Explanation
`Diction' refers to the poet's choice of words and expressions and how he uses them to impact the theme.
Regarding theme, the poem deals with the restrictions imposed by the adults upon children's natural freedom, as these stifle their natural growth and development. Blake uses the natural rhythm of speech to convey this theme, particularly as he allows the boy to express himself in his own language, as much as possible. Apart from the rhymed stanzas, most of the lines read like colloquial speech. The following examples illustrate the point. In stanza one, the boy expresses his love of summer in the words: "I love to rise in a summer morn". Then in stanza two, he expresses his unhappiness about going to school in the line," Oh it drives all joy away". Many more lines are couched in such monosyllabic words.
In addition to the above expressions, it can be said that the very words used in the poem are simple. Indeed, the longest word used in the entire poem is "mellowing" which is made up of three syllables. Words associated with spring and summer are used to describe the seasons positively. They include "sing", "joy" "sweet company", "blossom" and so on. The focus of the poem being summer, such words express the boy's delight in being associated with its activities. Similarly, in referring to spring time, he refers to "bud" and "blossom". However, words associated with school do not have positive associations. In school, the boy talks about "sighing" and "dismay" and "dropping". The teachers are "a cruel eye outworn" and school, which should be "learning's bower" has become a "dreary shower", The boy associates his misery with that of a "bird caged" and unable to "sing" or with that of a tender plant that has been "stripped" of its leaves, or with that of "buds that have been nipped before they blossom".

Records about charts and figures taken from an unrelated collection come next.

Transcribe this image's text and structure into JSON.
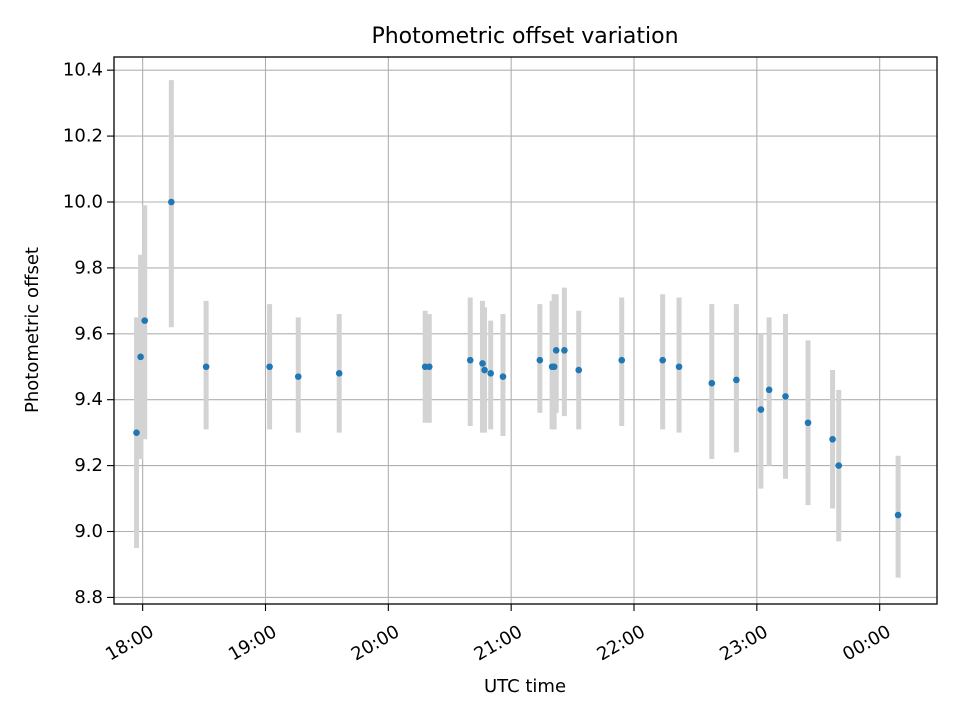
{
  "chart_data": {
    "type": "scatter",
    "title": "Photometric offset variation",
    "xlabel": "UTC time",
    "ylabel": "Photometric offset",
    "grid": true,
    "x_axis_type": "time",
    "xlim": [
      "2023-01-01T17:46",
      "2023-01-02T00:28"
    ],
    "ylim": [
      8.78,
      10.44
    ],
    "x_ticks": [
      {
        "t": "2023-01-01T18:00",
        "label": "18:00"
      },
      {
        "t": "2023-01-01T19:00",
        "label": "19:00"
      },
      {
        "t": "2023-01-01T20:00",
        "label": "20:00"
      },
      {
        "t": "2023-01-01T21:00",
        "label": "21:00"
      },
      {
        "t": "2023-01-01T22:00",
        "label": "22:00"
      },
      {
        "t": "2023-01-01T23:00",
        "label": "23:00"
      },
      {
        "t": "2023-01-02T00:00",
        "label": "00:00"
      }
    ],
    "y_ticks": [
      {
        "v": 8.8,
        "label": "8.8"
      },
      {
        "v": 9.0,
        "label": "9.0"
      },
      {
        "v": 9.2,
        "label": "9.2"
      },
      {
        "v": 9.4,
        "label": "9.4"
      },
      {
        "v": 9.6,
        "label": "9.6"
      },
      {
        "v": 9.8,
        "label": "9.8"
      },
      {
        "v": 10.0,
        "label": "10.0"
      },
      {
        "v": 10.2,
        "label": "10.2"
      },
      {
        "v": 10.4,
        "label": "10.4"
      }
    ],
    "colors": {
      "point": "#1f77b4",
      "errorbar": "#d3d3d3",
      "grid": "#b0b0b0"
    },
    "series": [
      {
        "points": [
          {
            "t": "2023-01-01T17:57",
            "y": 9.3,
            "ylo": 8.95,
            "yhi": 9.65
          },
          {
            "t": "2023-01-01T17:59",
            "y": 9.53,
            "ylo": 9.22,
            "yhi": 9.84
          },
          {
            "t": "2023-01-01T18:01",
            "y": 9.64,
            "ylo": 9.28,
            "yhi": 9.99
          },
          {
            "t": "2023-01-01T18:14",
            "y": 10.0,
            "ylo": 9.62,
            "yhi": 10.37
          },
          {
            "t": "2023-01-01T18:31",
            "y": 9.5,
            "ylo": 9.31,
            "yhi": 9.7
          },
          {
            "t": "2023-01-01T19:02",
            "y": 9.5,
            "ylo": 9.31,
            "yhi": 9.69
          },
          {
            "t": "2023-01-01T19:16",
            "y": 9.47,
            "ylo": 9.3,
            "yhi": 9.65
          },
          {
            "t": "2023-01-01T19:36",
            "y": 9.48,
            "ylo": 9.3,
            "yhi": 9.66
          },
          {
            "t": "2023-01-01T20:18",
            "y": 9.5,
            "ylo": 9.33,
            "yhi": 9.67
          },
          {
            "t": "2023-01-01T20:20",
            "y": 9.5,
            "ylo": 9.33,
            "yhi": 9.66
          },
          {
            "t": "2023-01-01T20:40",
            "y": 9.52,
            "ylo": 9.32,
            "yhi": 9.71
          },
          {
            "t": "2023-01-01T20:46",
            "y": 9.51,
            "ylo": 9.3,
            "yhi": 9.7
          },
          {
            "t": "2023-01-01T20:47",
            "y": 9.49,
            "ylo": 9.3,
            "yhi": 9.68
          },
          {
            "t": "2023-01-01T20:50",
            "y": 9.48,
            "ylo": 9.31,
            "yhi": 9.64
          },
          {
            "t": "2023-01-01T20:56",
            "y": 9.47,
            "ylo": 9.29,
            "yhi": 9.66
          },
          {
            "t": "2023-01-01T21:14",
            "y": 9.52,
            "ylo": 9.36,
            "yhi": 9.69
          },
          {
            "t": "2023-01-01T21:20",
            "y": 9.5,
            "ylo": 9.31,
            "yhi": 9.7
          },
          {
            "t": "2023-01-01T21:21",
            "y": 9.5,
            "ylo": 9.31,
            "yhi": 9.72
          },
          {
            "t": "2023-01-01T21:22",
            "y": 9.55,
            "ylo": 9.36,
            "yhi": 9.72
          },
          {
            "t": "2023-01-01T21:26",
            "y": 9.55,
            "ylo": 9.35,
            "yhi": 9.74
          },
          {
            "t": "2023-01-01T21:33",
            "y": 9.49,
            "ylo": 9.31,
            "yhi": 9.67
          },
          {
            "t": "2023-01-01T21:54",
            "y": 9.52,
            "ylo": 9.32,
            "yhi": 9.71
          },
          {
            "t": "2023-01-01T22:14",
            "y": 9.52,
            "ylo": 9.31,
            "yhi": 9.72
          },
          {
            "t": "2023-01-01T22:22",
            "y": 9.5,
            "ylo": 9.3,
            "yhi": 9.71
          },
          {
            "t": "2023-01-01T22:38",
            "y": 9.45,
            "ylo": 9.22,
            "yhi": 9.69
          },
          {
            "t": "2023-01-01T22:50",
            "y": 9.46,
            "ylo": 9.24,
            "yhi": 9.69
          },
          {
            "t": "2023-01-01T23:02",
            "y": 9.37,
            "ylo": 9.13,
            "yhi": 9.6
          },
          {
            "t": "2023-01-01T23:06",
            "y": 9.43,
            "ylo": 9.2,
            "yhi": 9.65
          },
          {
            "t": "2023-01-01T23:14",
            "y": 9.41,
            "ylo": 9.16,
            "yhi": 9.66
          },
          {
            "t": "2023-01-01T23:25",
            "y": 9.33,
            "ylo": 9.08,
            "yhi": 9.58
          },
          {
            "t": "2023-01-01T23:37",
            "y": 9.28,
            "ylo": 9.07,
            "yhi": 9.49
          },
          {
            "t": "2023-01-01T23:40",
            "y": 9.2,
            "ylo": 8.97,
            "yhi": 9.43
          },
          {
            "t": "2023-01-02T00:09",
            "y": 9.05,
            "ylo": 8.86,
            "yhi": 9.23
          }
        ]
      }
    ]
  }
}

Indeed, there are many more negative words and expressions in the poem. These illustrate the boy's melancholic mood as he laments his inability to enjoy summer because of the insensitivity of his parents to his feelings and natural inclinations by sending him to school. However, beyond this meaning is one larger, which is the need to give children the opportunity to be self-expressive , so they can psychologically withstand the crisis of adulthood. It is to the poet's credit that such profound wisdom is conveyed in the simplicity of the vocabulary or diction.